If they're so smart, they must have a reason for killing who they're killing. They could have taken me and Amy last night, but they went for Kit.

Why?

They took Dr. Gupta—a medical doctor, not a scientist. They took Juliana Robertson, a military person. And Lorin. Poor, simple Lorin, who was drugged up on Phydus at the time.

I stop.

Kit's bloody, muddy clothes are heaped in a pile in the corner. I race over to them, moving so suddenly that Amy's mother squeaks in surprise. She watches me as if I'm loons as I rifle through the pockets in Kit's oversized white lab coat. Both pockets are filled with med patches of all different colors—lavender for pain, yellow for anxiety, blue for digestion.

But there's not a single green patch.

I
know
Kit had dozens of Phydus patches. I saw them yesterday. She was still giving them out; she kept them with her. I may not have approved, but I know she didn't just throw away all the Phydus after my feeble objections.
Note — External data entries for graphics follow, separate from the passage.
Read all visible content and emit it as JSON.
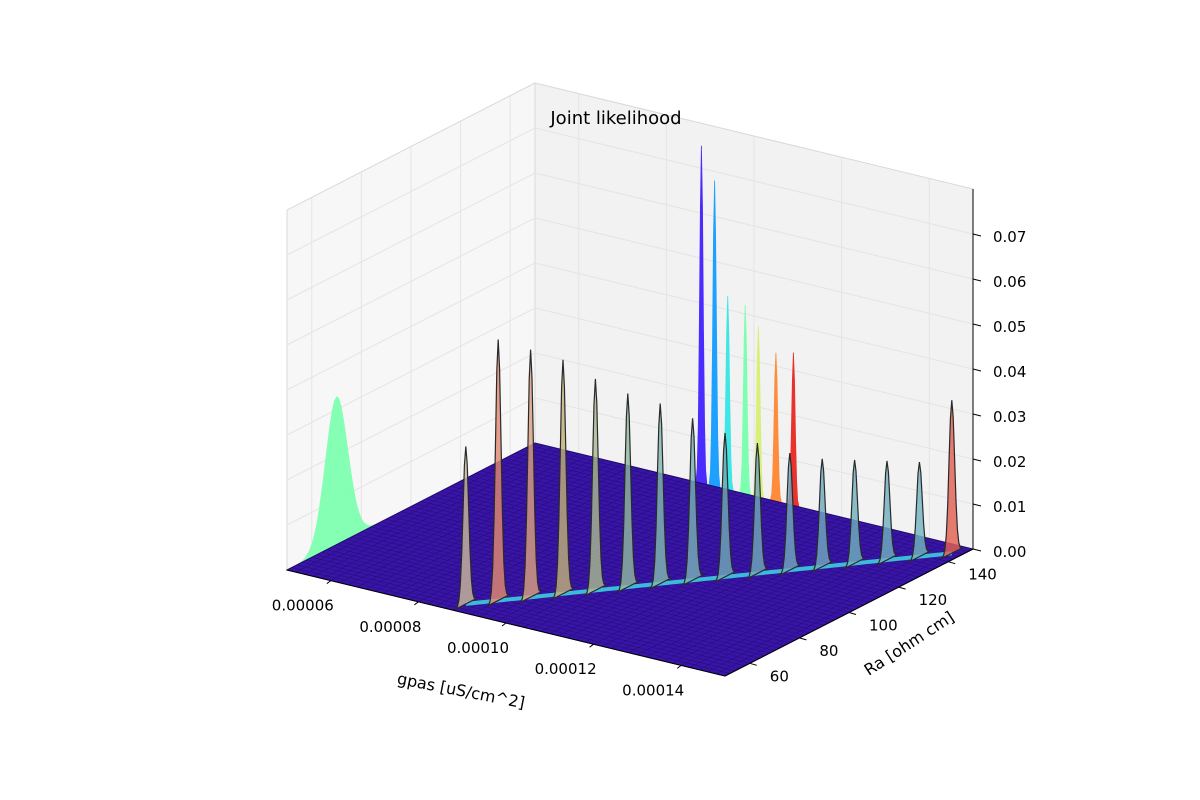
{
  "chart_data": {
    "type": "surface",
    "title": "Joint likelihood",
    "xlabel": "gpas [uS/cm^2]",
    "ylabel": "Ra [ohm cm]",
    "zlabel": "",
    "xlim": [
      5e-05,
      0.00015
    ],
    "ylim": [
      50,
      150
    ],
    "zlim": [
      0,
      0.08
    ],
    "x_ticks": [
      6e-05,
      8e-05,
      0.0001,
      0.00012,
      0.00014
    ],
    "x_tick_labels": [
      "0.00006",
      "0.00008",
      "0.00010",
      "0.00012",
      "0.00014"
    ],
    "y_ticks": [
      60,
      80,
      100,
      120,
      140
    ],
    "y_tick_labels": [
      "60",
      "80",
      "100",
      "120",
      "140"
    ],
    "z_ticks": [
      0.0,
      0.01,
      0.02,
      0.03,
      0.04,
      0.05,
      0.06,
      0.07
    ],
    "z_tick_labels": [
      "0.00",
      "0.01",
      "0.02",
      "0.03",
      "0.04",
      "0.05",
      "0.06",
      "0.07"
    ],
    "grid": true,
    "colormap": "rainbow",
    "surface_base_color": "#3a14a8",
    "wall_color": "#f2f2f2",
    "ridge": {
      "description_values": "peak likelihood along a diagonal ridge in the gpas–Ra plane",
      "gpas": [
        8.8e-05,
        9.2e-05,
        9.6e-05,
        0.0001,
        0.000104,
        0.000108,
        0.000112,
        0.000116,
        0.00012,
        0.000124,
        0.000128,
        0.000132,
        0.000136,
        0.00014,
        0.000144,
        0.000148
      ],
      "Ra": [
        55,
        61,
        67,
        73,
        79,
        85,
        91,
        97,
        103,
        109,
        115,
        121,
        127,
        133,
        139,
        145
      ],
      "peak_likelihood": [
        0.035,
        0.058,
        0.055,
        0.052,
        0.047,
        0.043,
        0.04,
        0.036,
        0.032,
        0.029,
        0.026,
        0.024,
        0.023,
        0.022,
        0.021,
        0.034
      ]
    },
    "side_projections": {
      "gpas_wall_peak": {
        "Ra": 70,
        "value": 0.033,
        "color": "#7dffb0"
      },
      "Ra_wall_peaks": [
        {
          "gpas": 8.8e-05,
          "value": 0.075,
          "color": "#4b2cff"
        },
        {
          "gpas": 9.1e-05,
          "value": 0.068,
          "color": "#1ea0ff"
        },
        {
          "gpas": 9.4e-05,
          "value": 0.043,
          "color": "#3ee6e6"
        },
        {
          "gpas": 9.8e-05,
          "value": 0.042,
          "color": "#7dffb0"
        },
        {
          "gpas": 0.000101,
          "value": 0.038,
          "color": "#d8f07a"
        },
        {
          "gpas": 0.000105,
          "value": 0.033,
          "color": "#ff8c3a"
        },
        {
          "gpas": 0.000109,
          "value": 0.034,
          "color": "#e8322b"
        }
      ]
    }
  }
}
But there's not a single one here.

Lorin was on Phydus. Dr. Gupta was talking to Kit about Phydus when they were walking through the forest to go to the ruins. Maybe the aliens—the more I think about it, it
has
to be aliens that we're up against—saw Lorin in her drugged state and took her—and Dr. Gupta, who was with her and might have been able to tell them about what was happening. Juliana Robertson . . . she'd been sent to find Dr. Gupta and Lorin.

What if she found them? What if that's why she was killed?

But they couldn't have told the aliens much about the drug that controlled Lorin.

Kit could, though. She knew exactly what happened when someone put on a pale green med patch.

I might be on a whole new planet, but I still can't escape Phydus.